I've often noted that the changing geographic distribution of immigrants has a lot to do with the "I want my country back!" sentiment that has become so visible in recent months. At one time, if you lived in a suburb or a small town, you were unlikely to encounter people speaking a language other than English very often, if at all. Now that people all over the country see immigrants in their communities, many feel as though something has been taken from them.
But William Frey of the Brookings Institution (via Andrew Sullivan) points us to a fascinating piece of data that brings more depth to this picture. The ferment in Arizona, he explains, might have something to do with the fact that "the state’s swift Hispanic growth has been concentrated in young adults and children, creating a 'cultural generation gap' with largely white baby boomers and older populations, the same demographic that predominates in the recent Tea Party protests."

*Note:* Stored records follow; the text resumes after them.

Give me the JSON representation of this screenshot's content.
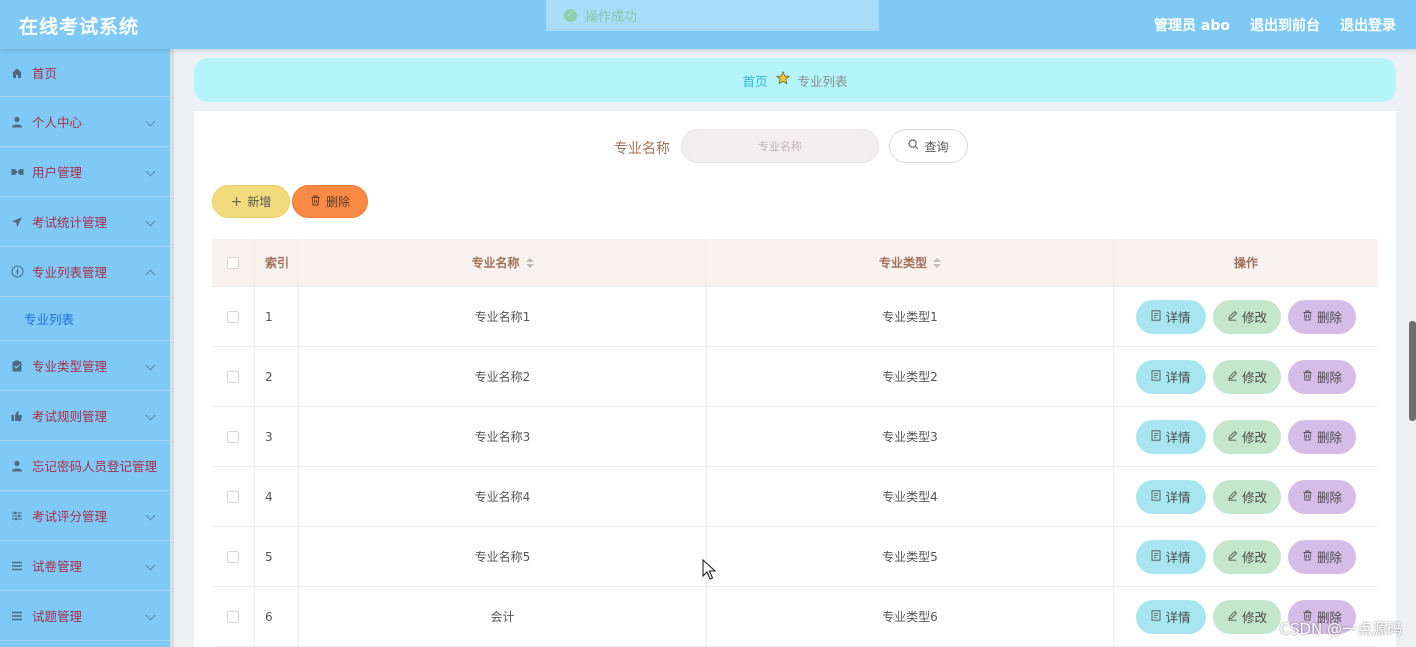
{
  "header": {
    "title": "在线考试系统",
    "admin": "管理员 abo",
    "to_front": "退出到前台",
    "logout": "退出登录"
  },
  "toast": {
    "message": "操作成功"
  },
  "sidebar": {
    "items": [
      {
        "label": "首页",
        "icon": "home-icon"
      },
      {
        "label": "个人中心",
        "icon": "user-icon"
      },
      {
        "label": "用户管理",
        "icon": "users-icon"
      },
      {
        "label": "考试统计管理",
        "icon": "send-icon"
      },
      {
        "label": "专业列表管理",
        "icon": "compass-icon"
      },
      {
        "label": "专业列表",
        "icon": ""
      },
      {
        "label": "专业类型管理",
        "icon": "clipboard-icon"
      },
      {
        "label": "考试规则管理",
        "icon": "thumb-icon"
      },
      {
        "label": "忘记密码人员登记管理",
        "icon": "person-icon"
      },
      {
        "label": "考试评分管理",
        "icon": "sliders-icon"
      },
      {
        "label": "试卷管理",
        "icon": "menu-icon"
      },
      {
        "label": "试题管理",
        "icon": "menu-icon"
      }
    ]
  },
  "breadcrumb": {
    "home": "首页",
    "current": "专业列表"
  },
  "search": {
    "label": "专业名称",
    "placeholder": "专业名称",
    "button": "查询"
  },
  "actions": {
    "add": "新增",
    "delete": "删除"
  },
  "table": {
    "headers": {
      "index": "索引",
      "name": "专业名称",
      "type": "专业类型",
      "op": "操作"
    },
    "rows": [
      {
        "index": "1",
        "name": "专业名称1",
        "type": "专业类型1"
      },
      {
        "index": "2",
        "name": "专业名称2",
        "type": "专业类型2"
      },
      {
        "index": "3",
        "name": "专业名称3",
        "type": "专业类型3"
      },
      {
        "index": "4",
        "name": "专业名称4",
        "type": "专业类型4"
      },
      {
        "index": "5",
        "name": "专业名称5",
        "type": "专业类型5"
      },
      {
        "index": "6",
        "name": "会计",
        "type": "专业类型6"
      }
    ],
    "row_actions": {
      "detail": "详情",
      "edit": "修改",
      "delete": "删除"
    }
  },
  "watermark": "CSDN @一点源码",
  "colors": {
    "header": "#7ec9f6",
    "sidebar_text": "#a9304a",
    "active": "#1d6fd6",
    "breadcrumb_bg": "#b4f4fb"
  }
}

Arizona has the largest gap of any state between the percentage of seniors who are white (83 percent) and the percentage of those under 18 who are white (43 percent) -- a 40 percent gap. The national gap is 25 percent.
Frey also cautions us against assuming that baby boomers will be more friendly toward immigration. "The appeal of anti-immigrant, anti-Latino messages among boomers and seniors may seem surprising especially because the former are so closely associated with 1960s era liberalism and Civil Rights. Yet this stereotype hardly applies to all boomers and recent presidential elections have shown them to be either politically split or, in the case of white boomer men, veering toward the right."
Indeed. For every hippie grooving to Jefferson Airplane in 1969, there was a guy with a brush cut thinking about how much he'd like to punch a hippie. Your uncle who still talks about how he almost went to Woodstock may be a baby boomer, but so is Dick Cheney.